Hospitais sob investigação

Ministério Público determina que Polícia Federal apure a denúncia de que as unidades do DF omitem ou prestam informações falsas

A Polícia Federal vai investigar denúncia de que o Hospital Santa Lúcia e demais unidades de saúde do Distrito Federal estariam omitindo ou prestando informações falsas ao Ministério da Saúde (MS) sobre o quadro de profissionais médicos. A determinação partiu do procurador Bruno Calabrich, do Ministério Público Federal, e é de 22 de maio.

No documento, Calabrich determina à Polícia Federal que instaure inquérito para apurar a suposta prática criminosa. Dentre outras medidas, o procurador ressalta que a PF deverá notificar os hospitais obrigados a encaminhar ao Ministério da Saúde as informações sobre o quadro médico por meio do Cadastro Nacional de Estabelecimentos de Saúde (CNES). As unidades de saúde, por sua vez, deverão informar à PF quem são os responsáveis pela elaboração e o encaminhamento dos dados constantes no CNES.

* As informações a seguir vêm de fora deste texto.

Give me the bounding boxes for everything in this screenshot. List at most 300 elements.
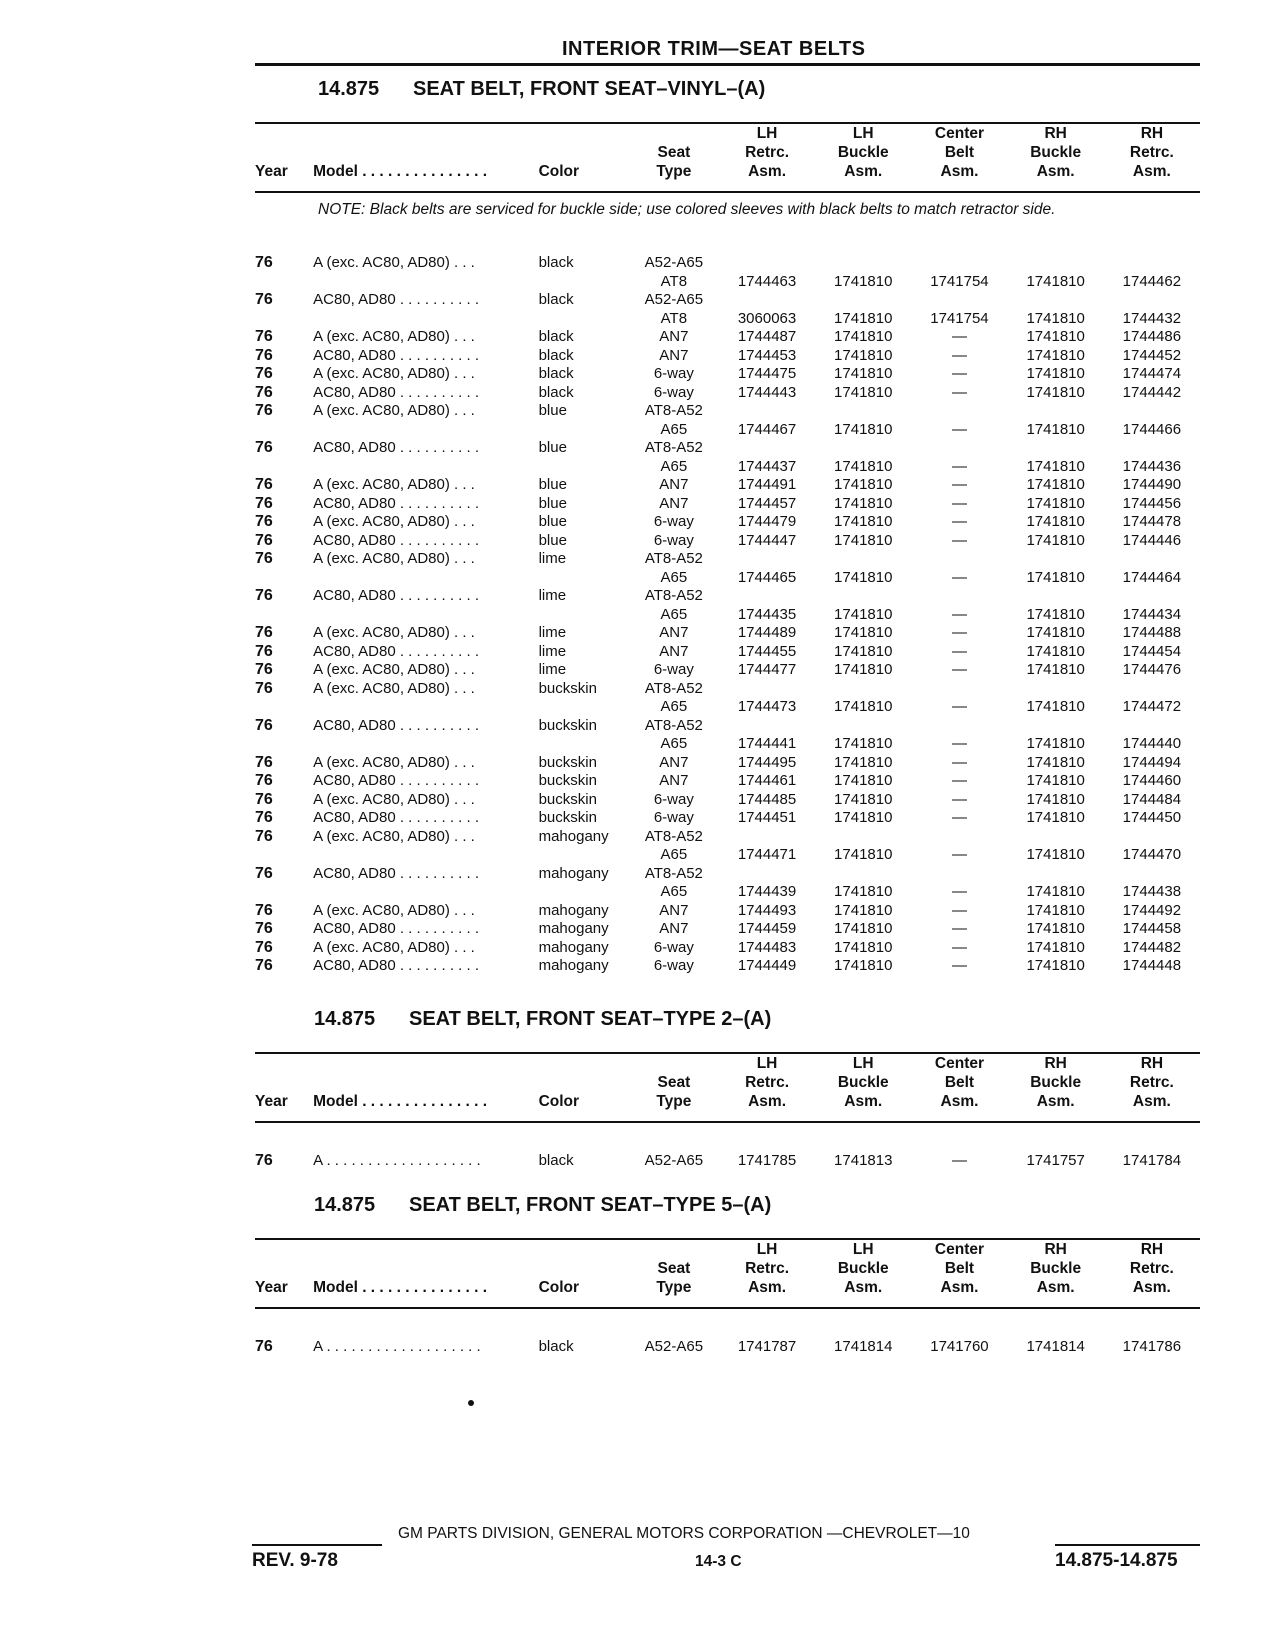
cell-seat: AT8-A52 (644, 827, 703, 845)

O pedido de investigação é resultado da luta do presidente da Embratur, Flávio Dino. Ele é pai de Marcelo Dino, 13 anos, que, em 13 de fevereiro, teve uma crise de asma no colégio, foi internado na UTI pediátrica do Santa Lúcia e morreu no dia seguinte. Desde então, a família tem recorrido a todas as instâncias possíveis para provar que a morte do menino poderia ter sido evitada. 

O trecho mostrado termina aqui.